The U.S. Senate has backed a resolution to end American military assistance for Saudi Arabia’s war in Yemen and separately pinned blame for the killing of journalist Jamal Khashoggi directly on Saudi Crown Prince Muhammad bin Salman.
The bipartisan resolutions on December 13 represented rebukes of President Donald Trump’s policy of strong support for Saudi Arabia, a longtime U.S. ally in the Middle East.
Senators voted 56-41 to recommend that the United States stop supporting the war in Yemen.
It was the first time Congress has ever backed a move to withdraw U.S. forces from a foreign military engagement under the War Powers Act, a law passed during the Vietnam War.
The act restricts a president's ability to send U.S. forces to potential hostilities without approval from Congress.
Seven members of Trump’s Republican Party voted for the resolution, which still would require several legislative steps before becoming binding law.
A low-level conflict in Yemen escalated in 2015 when Iran-backed Shi’ite Houthi rebels seized control of much of the west of the country, including the capital, Sanaa.
Saudi Arabia and eight other Arab states intervened militarily in an attempt to restore the internationally recognized government of President Abd-Rabbu Mansur Hadi. They have received support from the United States, Britain, and France.
However, with reports of deaths of nearly 10,000 people, many of them civilians, and with millions more facing the threat of starvation, sentiment in the West has been turning against involvement in the conflict.

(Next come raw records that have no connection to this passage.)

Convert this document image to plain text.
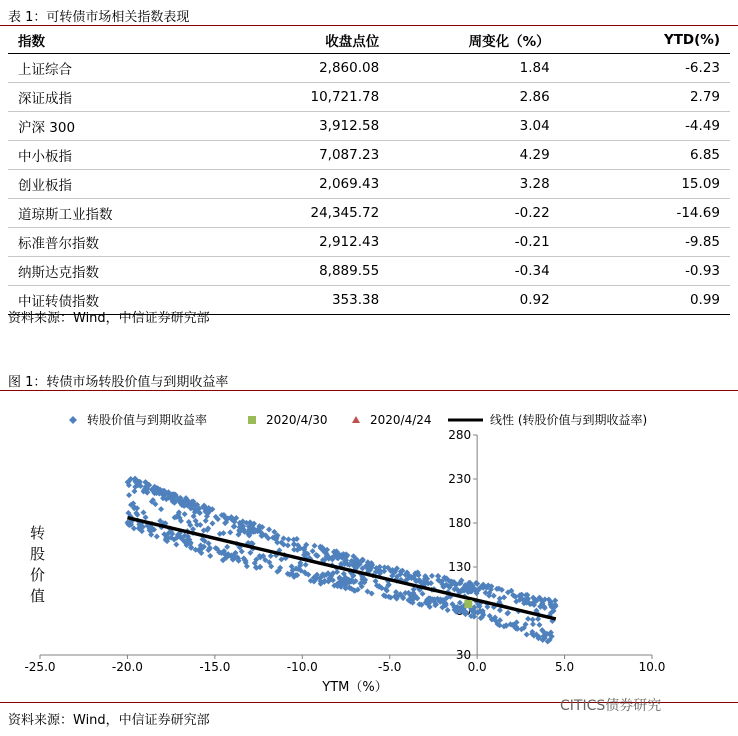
表 1：可转债市场相关指数表现
指数	收盘点位	周变化（%）	YTD(%)
上证综合	2,860.08	1.84	-6.23
深证成指	10,721.78	2.86	2.79
沪深 300	3,912.58	3.04	-4.49
中小板指	7,087.23	4.29	6.85
创业板指	2,069.43	3.28	15.09
道琼斯工业指数	24,345.72	-0.22	-14.69
标准普尔指数	2,912.43	-0.21	-9.85
纳斯达克指数	8,889.55	-0.34	-0.93
中证转债指数	353.38	0.92	0.99
资料来源：Wind，中信证券研究部
图 1：转债市场转股价值与到期收益率
-25.0	-20.0	-15.0	-10.0	-5.0	0.0	5.0	10.0
30
130
180
230
280
YTM（%）
转股价值
转股价值与到期收益率	2020/4/30	2020/4/24	线性 (转股价值与到期收益率)
资料来源：Wind，中信证券研究部
CITICS债券研究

On December 13, Yemen's warring parties agreed to cease fighting for the Houthi-held port city of Hodaydah and withdraw their troops, an apparent breakthrough for UN-led peace efforts.
U.S. Secretary of State Mike Pompeo praised the UN-brokered talks, saying that "peace is possible."
Iran also hailed the "promising" moves toward peace, saying, "We welcome the agreements between the two sides overseen by the representative of the United Nations secretary-general and see the positive steps and the preliminary agreements for continued talks as promising."
Immediately after the U.S. Senate passed the Yemen resolution, lawmakers voted unanimously to pass a resolution blaming the Saudi crown prince for Khashoggi's murder and insisting that Riyadh hold to account anyone responsible for his death.
"Unanimously, the United States Senate has said that Crown Prince Muhammad bin Salman is responsible for the murder of Jamal Khashoggi. That is a strong statement. I think it speaks to the values that we hold dear," said Republican Senator Bob Corker, chairman of the Foreign Relations Committee.
Trump and other administration officials have said there is no conclusive evidence that the crown prince was behind the killing of Khashoggi, who was murdered during what he thought was a routine visit to the Saudi Consulate in Istanbul.
The U.S. Central Intelligence Agency (CIA) has said evidence strongly points to the involvement of the crown prince, who has denied having anything to do with the death of the U.S. resident and columnist for The Washington Post.